Abstract

Although hypercholesterolemia is established as a major risk factor for coronary heart disease, the finding in some epidemiological studies of no association between serum cholesterol and all causes mortality suggests that serum cholesterol may be inversely related to the risk of death from non-cardiovascular causes, e.g. cancer. This possibility led to the examination of this question in middle-aged white males from the Chicago Peoples Gas Company and Chicago Western Electric Company studies, and in middle-aged white males and females from the Chicago Heart Association Detection Project in Industry. In each of these studies, there was no significant association between initial serum cholesterol level and subsequent mortality from cancer, or from causes other than cancer and the cardiovascular diseases in men. There was, however, a significant inverse association with other causes of death in women.
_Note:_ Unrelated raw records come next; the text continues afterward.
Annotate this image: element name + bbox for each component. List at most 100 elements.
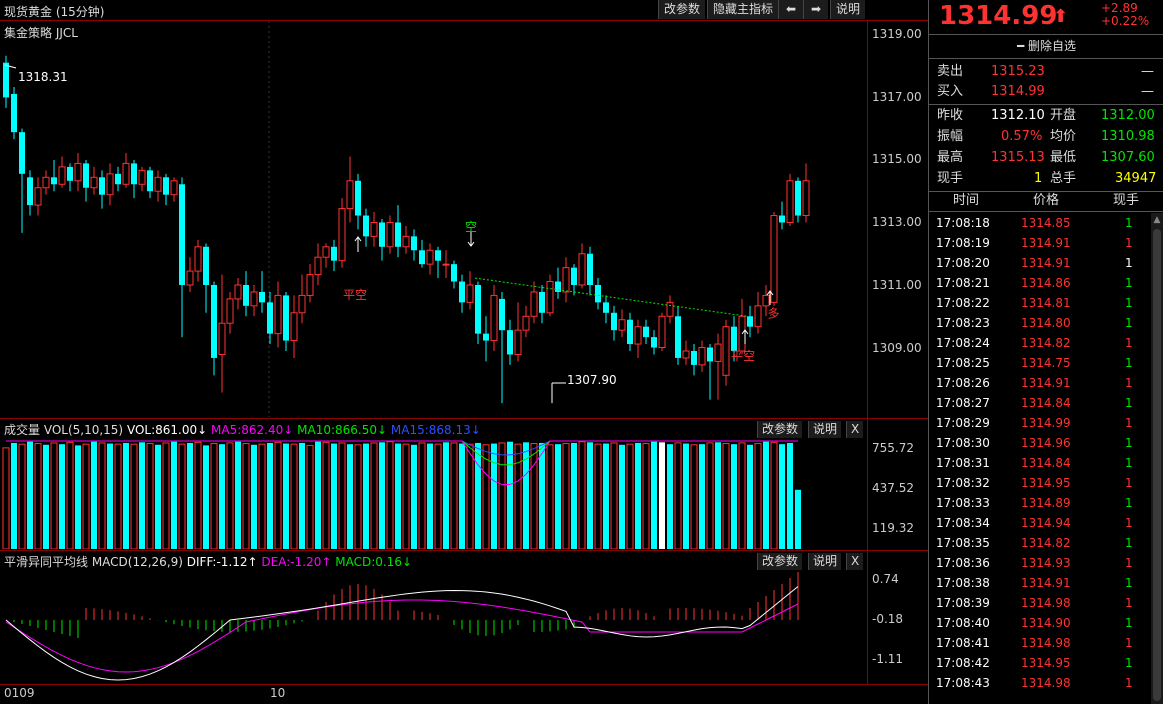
candle-body	[283, 295, 289, 341]
avg-value: 1310.98	[1101, 129, 1155, 144]
tick-volume: 1	[1125, 436, 1133, 450]
scroll-left-button[interactable]: ⬅	[778, 0, 803, 19]
scroll-up-icon[interactable]: ▲	[1151, 213, 1163, 227]
volume-chart[interactable]	[0, 438, 866, 549]
price-tick: 1315.00	[872, 152, 922, 166]
tick-row: 17:08:36 1314.93 1	[929, 553, 1163, 573]
candle-body	[346, 180, 354, 210]
volume-bar	[66, 441, 74, 549]
macd-close-button[interactable]: X	[846, 553, 864, 570]
volume-bar	[75, 445, 81, 549]
tick-row: 17:08:18 1314.85 1	[929, 213, 1163, 233]
tick-price: 1314.82	[1021, 536, 1071, 550]
tick-row: 17:08:35 1314.82 1	[929, 533, 1163, 553]
tick-volume: 1	[1125, 236, 1133, 250]
candle-body	[34, 187, 42, 206]
sell-row: 卖出 1315.23 —	[929, 62, 1163, 82]
volume-bar	[706, 442, 714, 549]
volume-header: 成交量 VOL(5,10,15) VOL:861.00↓ MA5:862.40↓…	[4, 421, 481, 438]
tick-price: 1314.85	[1021, 216, 1071, 230]
volume-bar	[146, 443, 154, 549]
macd-chart[interactable]	[0, 570, 866, 683]
volume-bar	[162, 442, 170, 549]
tick-price: 1314.98	[1021, 636, 1071, 650]
scroll-right-button[interactable]: ➡	[803, 0, 828, 19]
candle-body	[27, 177, 33, 206]
candle-body	[355, 180, 361, 216]
candle-body	[682, 350, 690, 359]
volume-bar	[594, 443, 602, 549]
candle-body	[314, 256, 322, 276]
candle-body	[194, 246, 202, 272]
candle-body	[290, 312, 298, 342]
volume-bar	[258, 443, 266, 549]
chart-area[interactable]: 现货黄金 (15分钟) 改参数 隐藏主指标 ⬅ ➡ 说明 集金策略 JJCL 1…	[0, 0, 928, 704]
candle-body	[426, 249, 434, 265]
candle-body	[90, 176, 98, 189]
price-tick: 1317.00	[872, 90, 922, 104]
candle-body	[754, 305, 762, 328]
candle-body	[507, 330, 513, 355]
volume-bar	[347, 444, 353, 549]
tick-volume: 1	[1125, 396, 1133, 410]
tick-volume: 1	[1125, 596, 1133, 610]
tick-time: 17:08:25	[936, 356, 990, 370]
up-arrow-icon	[354, 236, 362, 252]
candle-body	[698, 347, 706, 366]
volume-bar	[123, 442, 129, 549]
help-button[interactable]: 说明	[830, 0, 866, 19]
vol-close-button[interactable]: X	[846, 421, 864, 438]
volume-bar	[267, 442, 273, 549]
volume-bar	[194, 441, 202, 549]
tick-row: 17:08:25 1314.75 1	[929, 353, 1163, 373]
macd-label: 平滑异同平均线 MACD(12,26,9)	[4, 555, 183, 569]
vol-help-button[interactable]: 说明	[808, 421, 842, 438]
buy-row: 买入 1314.99 —	[929, 82, 1163, 102]
tick-volume: 1	[1125, 256, 1133, 270]
scrollbar-thumb[interactable]	[1153, 229, 1161, 701]
volume-bar	[651, 441, 657, 549]
hide-indicator-button[interactable]: 隐藏主指标	[707, 0, 779, 19]
tick-row: 17:08:29 1314.99 1	[929, 413, 1163, 433]
macd-params-button[interactable]: 改参数	[757, 553, 803, 570]
quote-panel: 1314.99 ⬆ +2.89 +0.22% ━ 删除自选 卖出 1315.23…	[928, 0, 1163, 704]
candle-body	[218, 322, 226, 355]
avg-label: 均价	[1050, 129, 1077, 144]
low-value: 1307.60	[1101, 150, 1155, 165]
macd-help-button[interactable]: 说明	[808, 553, 842, 570]
tick-volume: 1	[1125, 656, 1133, 670]
tick-time: 17:08:23	[936, 316, 990, 330]
total-vol-label: 总手	[1050, 171, 1077, 186]
params-button[interactable]: 改参数	[658, 0, 706, 19]
remove-favorite-button[interactable]: ━ 删除自选	[929, 36, 1163, 56]
candle-body	[483, 333, 489, 341]
volume-bar	[635, 442, 641, 549]
candle-body	[250, 291, 258, 307]
ticks-list: 17:08:18 1314.85 1 17:08:19 1314.91 1 17:08:20…	[929, 213, 1163, 704]
buy-price: 1314.99	[991, 84, 1045, 99]
tick-row: 17:08:23 1314.80 1	[929, 313, 1163, 333]
candle-body	[259, 291, 265, 303]
candle-body	[603, 302, 609, 313]
vol-border	[0, 418, 928, 419]
volume-bar	[659, 442, 665, 549]
volume-bar	[178, 443, 186, 549]
candle-body	[138, 169, 146, 185]
volume-bar	[27, 441, 33, 549]
volume-bar	[427, 443, 433, 549]
volume-bar	[747, 444, 753, 549]
candle-body	[131, 163, 137, 185]
vol-params-button[interactable]: 改参数	[757, 421, 803, 438]
ticks-scrollbar[interactable]: ▲	[1151, 213, 1163, 704]
tick-volume: 1	[1125, 576, 1133, 590]
trend-line	[474, 277, 748, 317]
tick-time: 17:08:27	[936, 396, 990, 410]
volume-bar	[562, 443, 570, 549]
tick-price: 1314.95	[1021, 476, 1071, 490]
volume-bar	[82, 443, 90, 549]
long-signal-label: 多	[766, 307, 780, 319]
volume-bar	[43, 444, 49, 549]
tick-volume: 1	[1125, 536, 1133, 550]
volume-bar	[91, 441, 97, 549]
candle-body	[466, 284, 474, 303]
When the cancer deaths were examined by site, there was a significant inverse association between serum cholesterol and deaths from sarcoma, leukemia and Hodgkin's disease in the Western Electric men and one that was nearly so in the Chicago Heart Association men. Serum cholesterol was not significantly related to lung cancer, colorectal cancer, oral cancer, pancreatic cancer, or to all other cancers combined in any of the three studies in men or in women. There was, however, the suggestion of a positive association for breast cancer in women. Thus, the results of these three studies do not generally support the hypothesis of an inverse association between serum cholesterol and cancer in urban middle-aged white American males and females.